Novembre. C’est l’anniversaire du cimetière.
À Paris le Père-Lachaise s’étire au soleil, son odeur est douce, un peu miellée, rassurante. Le cimetière de Montmartre git au fond d’un trou, à l’ombre. Les chats sont nombreux. L’odeur de la pierre et de l’humidité fiche la trouille.
N’ayez pas peur. Attardez-vous dans les cimetières, rendez visite aux meubles immobiles : asseyez-vous sur une tombe en demandant auparavant la permission à la personne qui se trouve en dessous.
Respirez l’ambiance. Rien de morbide.
Souvent ces lieux, ouvert et uni, sont balayés par les vents, les courants d’odeurs. Les parfums s’en donnent à cœur joie. Combinaisons spontanées, hasardeux mélange minéral et végétal, d’ombre et de lumière.

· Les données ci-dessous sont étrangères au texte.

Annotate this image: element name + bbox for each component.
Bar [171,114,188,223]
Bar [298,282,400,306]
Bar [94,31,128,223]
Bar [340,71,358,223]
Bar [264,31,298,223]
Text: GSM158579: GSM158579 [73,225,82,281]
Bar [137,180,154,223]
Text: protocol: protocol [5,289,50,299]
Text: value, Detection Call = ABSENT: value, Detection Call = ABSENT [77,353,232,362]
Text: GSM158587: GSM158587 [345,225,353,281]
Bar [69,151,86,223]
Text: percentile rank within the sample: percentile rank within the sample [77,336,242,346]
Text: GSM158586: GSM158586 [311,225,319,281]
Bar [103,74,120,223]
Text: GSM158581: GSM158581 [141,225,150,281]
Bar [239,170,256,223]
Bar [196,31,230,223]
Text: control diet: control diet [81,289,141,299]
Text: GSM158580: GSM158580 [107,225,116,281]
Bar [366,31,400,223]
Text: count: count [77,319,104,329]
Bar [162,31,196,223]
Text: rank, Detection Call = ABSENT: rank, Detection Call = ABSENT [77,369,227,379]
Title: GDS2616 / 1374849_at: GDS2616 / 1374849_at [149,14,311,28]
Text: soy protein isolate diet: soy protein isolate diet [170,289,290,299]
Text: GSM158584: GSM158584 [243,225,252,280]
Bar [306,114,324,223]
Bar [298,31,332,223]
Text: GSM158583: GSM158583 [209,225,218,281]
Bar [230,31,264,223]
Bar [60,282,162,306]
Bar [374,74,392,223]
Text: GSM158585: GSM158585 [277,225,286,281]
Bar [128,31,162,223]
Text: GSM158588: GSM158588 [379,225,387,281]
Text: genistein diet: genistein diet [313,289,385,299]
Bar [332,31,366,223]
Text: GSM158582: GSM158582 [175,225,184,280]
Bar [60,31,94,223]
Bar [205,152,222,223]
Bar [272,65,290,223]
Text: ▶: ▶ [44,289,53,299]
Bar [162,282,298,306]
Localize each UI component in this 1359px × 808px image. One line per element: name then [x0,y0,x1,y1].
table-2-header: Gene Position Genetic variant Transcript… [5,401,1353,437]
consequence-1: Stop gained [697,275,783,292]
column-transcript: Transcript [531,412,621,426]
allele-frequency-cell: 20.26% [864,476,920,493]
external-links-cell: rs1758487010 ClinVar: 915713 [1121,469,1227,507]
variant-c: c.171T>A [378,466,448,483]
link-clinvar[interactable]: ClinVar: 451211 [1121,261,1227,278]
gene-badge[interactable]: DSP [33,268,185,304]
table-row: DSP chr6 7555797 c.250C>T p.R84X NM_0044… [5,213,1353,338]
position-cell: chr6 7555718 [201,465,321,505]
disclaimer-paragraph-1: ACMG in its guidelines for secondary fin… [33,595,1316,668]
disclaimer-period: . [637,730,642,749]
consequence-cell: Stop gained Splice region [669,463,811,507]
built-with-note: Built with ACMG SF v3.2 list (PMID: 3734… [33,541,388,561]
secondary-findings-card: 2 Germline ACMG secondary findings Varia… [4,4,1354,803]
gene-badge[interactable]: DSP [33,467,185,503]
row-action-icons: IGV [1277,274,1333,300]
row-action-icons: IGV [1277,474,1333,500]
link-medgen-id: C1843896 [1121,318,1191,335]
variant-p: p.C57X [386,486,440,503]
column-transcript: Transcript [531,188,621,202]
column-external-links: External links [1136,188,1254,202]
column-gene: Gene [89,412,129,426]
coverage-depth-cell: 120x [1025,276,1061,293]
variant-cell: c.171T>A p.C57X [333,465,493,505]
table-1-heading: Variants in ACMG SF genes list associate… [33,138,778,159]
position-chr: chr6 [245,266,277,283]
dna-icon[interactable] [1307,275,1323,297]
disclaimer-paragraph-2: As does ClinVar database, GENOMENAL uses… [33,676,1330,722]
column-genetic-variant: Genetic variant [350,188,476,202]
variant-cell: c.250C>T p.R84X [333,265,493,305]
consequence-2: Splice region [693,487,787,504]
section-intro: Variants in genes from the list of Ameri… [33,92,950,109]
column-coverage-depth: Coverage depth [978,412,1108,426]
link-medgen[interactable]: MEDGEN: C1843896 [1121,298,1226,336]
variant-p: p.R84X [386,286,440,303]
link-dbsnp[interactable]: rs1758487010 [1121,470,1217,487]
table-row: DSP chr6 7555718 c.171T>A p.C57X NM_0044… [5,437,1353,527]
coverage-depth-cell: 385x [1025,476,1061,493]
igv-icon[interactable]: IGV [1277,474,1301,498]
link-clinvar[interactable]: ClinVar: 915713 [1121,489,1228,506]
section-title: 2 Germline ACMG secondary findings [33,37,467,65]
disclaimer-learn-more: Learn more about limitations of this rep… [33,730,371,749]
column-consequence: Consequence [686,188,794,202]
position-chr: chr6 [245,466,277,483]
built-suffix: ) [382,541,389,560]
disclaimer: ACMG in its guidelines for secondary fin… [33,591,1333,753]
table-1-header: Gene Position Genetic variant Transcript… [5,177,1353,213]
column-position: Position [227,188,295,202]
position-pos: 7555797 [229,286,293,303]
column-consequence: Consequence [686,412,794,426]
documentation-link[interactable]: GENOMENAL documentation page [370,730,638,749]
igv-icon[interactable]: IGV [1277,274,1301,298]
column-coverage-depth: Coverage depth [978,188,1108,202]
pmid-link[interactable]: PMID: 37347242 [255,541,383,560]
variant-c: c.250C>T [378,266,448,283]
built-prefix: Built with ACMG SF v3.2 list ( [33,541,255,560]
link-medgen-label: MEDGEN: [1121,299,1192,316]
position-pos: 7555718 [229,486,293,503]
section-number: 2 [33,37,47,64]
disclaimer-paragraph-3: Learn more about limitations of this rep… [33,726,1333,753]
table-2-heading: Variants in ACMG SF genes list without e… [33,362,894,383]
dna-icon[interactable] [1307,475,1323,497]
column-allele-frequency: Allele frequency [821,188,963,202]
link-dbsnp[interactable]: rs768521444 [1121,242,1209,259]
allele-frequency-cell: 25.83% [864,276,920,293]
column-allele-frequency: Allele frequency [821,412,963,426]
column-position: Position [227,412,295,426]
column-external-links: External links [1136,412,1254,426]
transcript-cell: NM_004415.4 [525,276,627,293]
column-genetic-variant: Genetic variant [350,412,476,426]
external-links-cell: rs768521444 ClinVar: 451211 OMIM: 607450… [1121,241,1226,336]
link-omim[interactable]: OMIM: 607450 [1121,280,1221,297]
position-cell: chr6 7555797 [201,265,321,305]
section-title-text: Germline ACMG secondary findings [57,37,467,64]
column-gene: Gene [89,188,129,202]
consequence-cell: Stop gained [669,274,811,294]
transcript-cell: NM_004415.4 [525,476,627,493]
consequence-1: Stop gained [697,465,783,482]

Si vous souhaitez fuguer à l’automne, rendez visite au vieux cimetière du village de Château-Double dans le Var. Celui-ci tangue sur un éperon rocheux au-dessus d’une gorge fine qui mène jusqu’à la mer. Les tombes sont usées par la pluie drue et le soleil cru, les ronces forment dentelles et les cyprès larges et noirs, veillent, tels des chevaliers sans peur et sans reproche. La grille d’accès grince comme au cinéma et, sous vos pas, le gravier blanc croustille dans le silence comme des brisures de gâteau sec. La nuit, je n’irai pas. Trop la trouille. Mais un beau jour de novembre, le lieu est propice à la rêverie olfactive. La fumée des feux de broussailles se tortille jusqu’au sommet du promontoire évoquant des odeurs de coton, de jeans, de tarte aux mûres, et de bacon grillé. Les ronces libèrent à chaque frottement contre les pierres tombales un parfum de tabac et de noix de coco que je traduis aussitôt par Héliotropine + Gamma Octalactone. Une narine sur la brèche, le vent me taraude. Mon nez se refroidit rapidement et je ne sens plus rien. Je m’éloigne de la bordure de pierre qui retient les tombes en lisière du vide et je m’installe au soleil sur un rectangle de granit anonyme. Je papote un peu avec son occupant tout en me traitant de fofolle superstitieuse. La végétation alentour arborent ses plus beaux atours, tonalités citrouilles et amarante, tandis que je discerne l’amertume pamplemousse, caractéristique des térébinthes qui pullulent dans cette région. Non loin de mon épaule, un bosquet noir de laurier « sauce » pulse des vagues aromatiques. Je me rends compte que l’odeur du laurier est très proche de la saveur de la cardamome saupoudrée de cannelle. Une bourrasque m’apporte un reliquat de chêne sombre et moite, vétiver et helional, un vestige de bois de cade, résine et vanille, un savoureux effluve de lentisque, pointu et vif comme un combava. J’imagine le vent s’engouffrant dans le défilé, frottant les aspérités, ricochant sur les parois tandis qu’il dérobe pêle-mêle les sucs et les feuilles, les poussières et les brindilles, pour disperser à la fin de sa course, chaque jour en toutes saisons, son chapardage sur les stèles. Offrande évanescente. Âmes insaisissables s’abstenir.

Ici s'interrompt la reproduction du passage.